In reviewing the case, Finesilver spotted another unsettling discrepancy. Parsons's arrest form indicated that he had been "arrested and transported," when in fact he was released at the scene. Finesilver maintains that Brudzinski's failure to note the release was an intentional effort to make a bogus arrest appear more legitimate. "Here they are, they've dug themselves a deep hole with all this homo stuff and a violent takedown, and they need to make this thing look legitimate," the attorney contends. "But there never was any loitering. This was a crime they made up in an attempt to have the State Attorney's Office wash their dirty hands." Prosecutors, in fact, dismissed the loitering charge months ago.
While conceding that Brudzinski did, technically, write a false police report, internal affairs's Sgt. Jones believes the officer's failure to note Parsons's release was "an honest mistake. He forgot to cross a line on the police report. I don't think this was an `Uh-oh, we messed up; we better arrest this guy' type of situation."
Unless the city is willing to shell out the bucks, Finesilver says, a jury will be the final arbiter on that point. "This attempt to build a bridge with the gay community makes for nice words," says Finesilver, who last week drafted a letter of intent to sue the city. "But in this case, at least, there hasn't been much substance behind those words."

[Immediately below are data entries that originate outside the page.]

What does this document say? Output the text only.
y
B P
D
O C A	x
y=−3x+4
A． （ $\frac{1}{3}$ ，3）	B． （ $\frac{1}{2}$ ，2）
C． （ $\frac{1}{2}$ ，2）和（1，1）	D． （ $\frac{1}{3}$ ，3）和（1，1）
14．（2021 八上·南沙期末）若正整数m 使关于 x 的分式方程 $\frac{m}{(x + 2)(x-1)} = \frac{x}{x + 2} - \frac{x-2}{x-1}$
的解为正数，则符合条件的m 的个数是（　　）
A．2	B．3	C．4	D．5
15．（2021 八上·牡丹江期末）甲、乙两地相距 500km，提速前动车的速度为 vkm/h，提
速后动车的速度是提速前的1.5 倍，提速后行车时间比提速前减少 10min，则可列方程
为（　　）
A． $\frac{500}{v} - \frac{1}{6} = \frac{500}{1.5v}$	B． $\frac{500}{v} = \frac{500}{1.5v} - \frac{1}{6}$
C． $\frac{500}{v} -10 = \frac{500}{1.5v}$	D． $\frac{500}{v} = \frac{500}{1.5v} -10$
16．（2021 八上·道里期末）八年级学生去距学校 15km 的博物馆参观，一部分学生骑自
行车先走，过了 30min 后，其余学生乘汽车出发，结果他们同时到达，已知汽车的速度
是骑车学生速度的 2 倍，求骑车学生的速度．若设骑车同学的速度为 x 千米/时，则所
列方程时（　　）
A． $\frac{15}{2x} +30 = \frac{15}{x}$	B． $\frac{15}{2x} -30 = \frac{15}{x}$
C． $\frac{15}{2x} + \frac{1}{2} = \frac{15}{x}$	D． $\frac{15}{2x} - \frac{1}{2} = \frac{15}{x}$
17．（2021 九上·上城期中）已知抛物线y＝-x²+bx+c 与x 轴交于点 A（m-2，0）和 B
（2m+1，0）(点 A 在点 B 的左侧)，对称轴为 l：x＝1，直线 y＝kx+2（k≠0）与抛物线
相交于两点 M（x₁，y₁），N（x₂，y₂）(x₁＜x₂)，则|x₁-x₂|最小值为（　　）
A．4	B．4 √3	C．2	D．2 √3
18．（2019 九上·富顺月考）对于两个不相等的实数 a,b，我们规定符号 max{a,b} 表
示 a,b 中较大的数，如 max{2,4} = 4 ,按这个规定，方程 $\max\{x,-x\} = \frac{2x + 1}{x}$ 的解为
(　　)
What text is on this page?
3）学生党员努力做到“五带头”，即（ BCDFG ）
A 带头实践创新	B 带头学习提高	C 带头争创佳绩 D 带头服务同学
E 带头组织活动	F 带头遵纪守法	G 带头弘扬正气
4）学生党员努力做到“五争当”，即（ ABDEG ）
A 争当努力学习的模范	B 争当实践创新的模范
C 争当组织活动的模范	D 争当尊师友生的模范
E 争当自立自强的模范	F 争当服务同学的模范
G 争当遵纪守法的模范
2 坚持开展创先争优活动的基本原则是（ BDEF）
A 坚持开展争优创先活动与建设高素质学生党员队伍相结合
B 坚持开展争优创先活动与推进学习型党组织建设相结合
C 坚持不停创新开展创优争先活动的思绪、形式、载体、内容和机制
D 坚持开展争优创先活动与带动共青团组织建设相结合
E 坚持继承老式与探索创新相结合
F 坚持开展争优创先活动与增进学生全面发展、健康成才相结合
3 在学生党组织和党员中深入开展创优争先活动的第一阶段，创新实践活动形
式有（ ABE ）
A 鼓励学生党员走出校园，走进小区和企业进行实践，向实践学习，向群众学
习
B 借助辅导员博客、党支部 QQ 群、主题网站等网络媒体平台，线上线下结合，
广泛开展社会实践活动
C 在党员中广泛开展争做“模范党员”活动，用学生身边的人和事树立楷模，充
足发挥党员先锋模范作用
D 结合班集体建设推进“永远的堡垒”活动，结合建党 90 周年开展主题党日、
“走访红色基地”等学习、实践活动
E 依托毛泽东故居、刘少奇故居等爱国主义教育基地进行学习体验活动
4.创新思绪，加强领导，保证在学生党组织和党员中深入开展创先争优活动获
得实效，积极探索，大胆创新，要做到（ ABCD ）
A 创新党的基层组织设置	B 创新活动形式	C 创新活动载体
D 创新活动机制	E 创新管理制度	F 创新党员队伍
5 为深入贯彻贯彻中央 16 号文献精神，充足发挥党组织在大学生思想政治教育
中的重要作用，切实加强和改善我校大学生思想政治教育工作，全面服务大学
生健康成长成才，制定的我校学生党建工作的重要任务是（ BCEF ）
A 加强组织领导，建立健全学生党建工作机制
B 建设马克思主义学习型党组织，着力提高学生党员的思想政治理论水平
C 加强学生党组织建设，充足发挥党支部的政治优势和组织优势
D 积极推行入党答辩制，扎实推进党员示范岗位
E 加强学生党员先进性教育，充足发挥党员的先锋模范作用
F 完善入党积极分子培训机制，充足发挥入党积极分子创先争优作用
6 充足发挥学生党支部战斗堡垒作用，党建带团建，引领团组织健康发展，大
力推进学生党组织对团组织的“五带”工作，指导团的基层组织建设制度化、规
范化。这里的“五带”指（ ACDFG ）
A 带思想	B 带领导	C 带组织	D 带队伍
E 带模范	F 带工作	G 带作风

Clark Reynolds, Miami Beach coordinator of the gay lobbying group Dade Action PAC, insists the Parsons case is an apparent exception to improved relations. "We're hearing comments from people who tell us the Beach police have made great progress," Reynolds reports. "There are always a few bad apples."
Parsons himself says he became so rattled by the incident that he moved back to his boyhood home in Long Island, New York. "The whole thing made me uncomfortable. Just seeing the officers upset me," he notes. But unless the city accedes to Parsons's monetary demands -- as yet undetermined -- he may find himself back in Dade, again facing Brudzinski and Ruder. This time as a plaintiff.